P.S. Not saying it isn’t so but I have never heard the term “real estate engineer”. I am not sure I understand that terminology.
They should have used Matterns picture in the little editorial he wrote.
With a lecherous mug like that I steer all children far away.
He sure is not much of a business man either as I will be sure to toss all of those stupid postcards his school sends me in the garbage from now on.
Well maybe not till I call the (real) owner and let him know that one of his teachers just lost 10,000 potential students.
I continue to be the Chicago area’s “go to guy” for newspapers doing stories on home inspectors. I normally refer them to Will. Reporters love us.

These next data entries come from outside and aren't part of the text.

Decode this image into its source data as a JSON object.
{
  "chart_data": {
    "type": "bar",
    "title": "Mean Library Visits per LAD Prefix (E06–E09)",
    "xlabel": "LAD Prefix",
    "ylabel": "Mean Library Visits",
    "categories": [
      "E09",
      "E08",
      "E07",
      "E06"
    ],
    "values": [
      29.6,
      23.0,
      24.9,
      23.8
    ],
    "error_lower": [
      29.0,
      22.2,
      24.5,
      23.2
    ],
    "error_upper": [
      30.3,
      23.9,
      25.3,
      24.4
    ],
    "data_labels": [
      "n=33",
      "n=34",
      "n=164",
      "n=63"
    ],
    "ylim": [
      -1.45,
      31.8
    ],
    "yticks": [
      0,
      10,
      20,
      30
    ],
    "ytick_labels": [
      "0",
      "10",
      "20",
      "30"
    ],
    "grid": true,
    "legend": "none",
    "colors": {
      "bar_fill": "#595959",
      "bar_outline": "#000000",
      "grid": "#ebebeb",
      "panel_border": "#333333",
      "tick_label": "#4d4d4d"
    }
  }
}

Very rarely does a day go by without a reporter somewhere calling me for my comment on this or that.
One of the reasons we get so much good press is because reporters (who’s job it is to look things up)… find ding dong posts like his, then look up www.nachi.org/coe.htm and realize that when you hire one of our licensed members, that member VOLUNTARILY does the following IN ADDITION to what the state requires: www.nachi.org/membership.htm
Exactly. Most of the “instructors” listed on their (home inspector U) web site want to get out of inspecting and into teaching.
“Old home inspectors don’t die (or retire), they just start teaching”
Just for those who are not clear, you must be LICENSED by the state to LEGALLY do home inspections in Illinois. NACHI members must also be licensed (per the COE). You cannot be an ASHI member or NAHI member and do inspections in Illinois unless you are LICENSED. Same legal rules, but very different association rules.
But, then, the associations have different standards than the state (and NACHI’s are the most stringent).
NACHI SOP and COE exceeds the Illinois requirements with regards to ethics and SOP. Forget about these stupid “just take and on-line test and pay ypur money” crap. I could have joined ASHI or NAHI when I was newly licensed (and done 250 $95.00 “special” inspections and become a “full” member of either association. But I chose NACHI. In fact, I was a NACHI member even before I was licensed, I just was smart enough (read: I READ THE NACHI RULES!!!) to not actually do inspections before I was licensed. If I had done an inspection before I was licensed, I would have been violating the NACHI SOP and COE. It really is a no brainer.
This clear and plain point is obviously lost on Mr. Marten.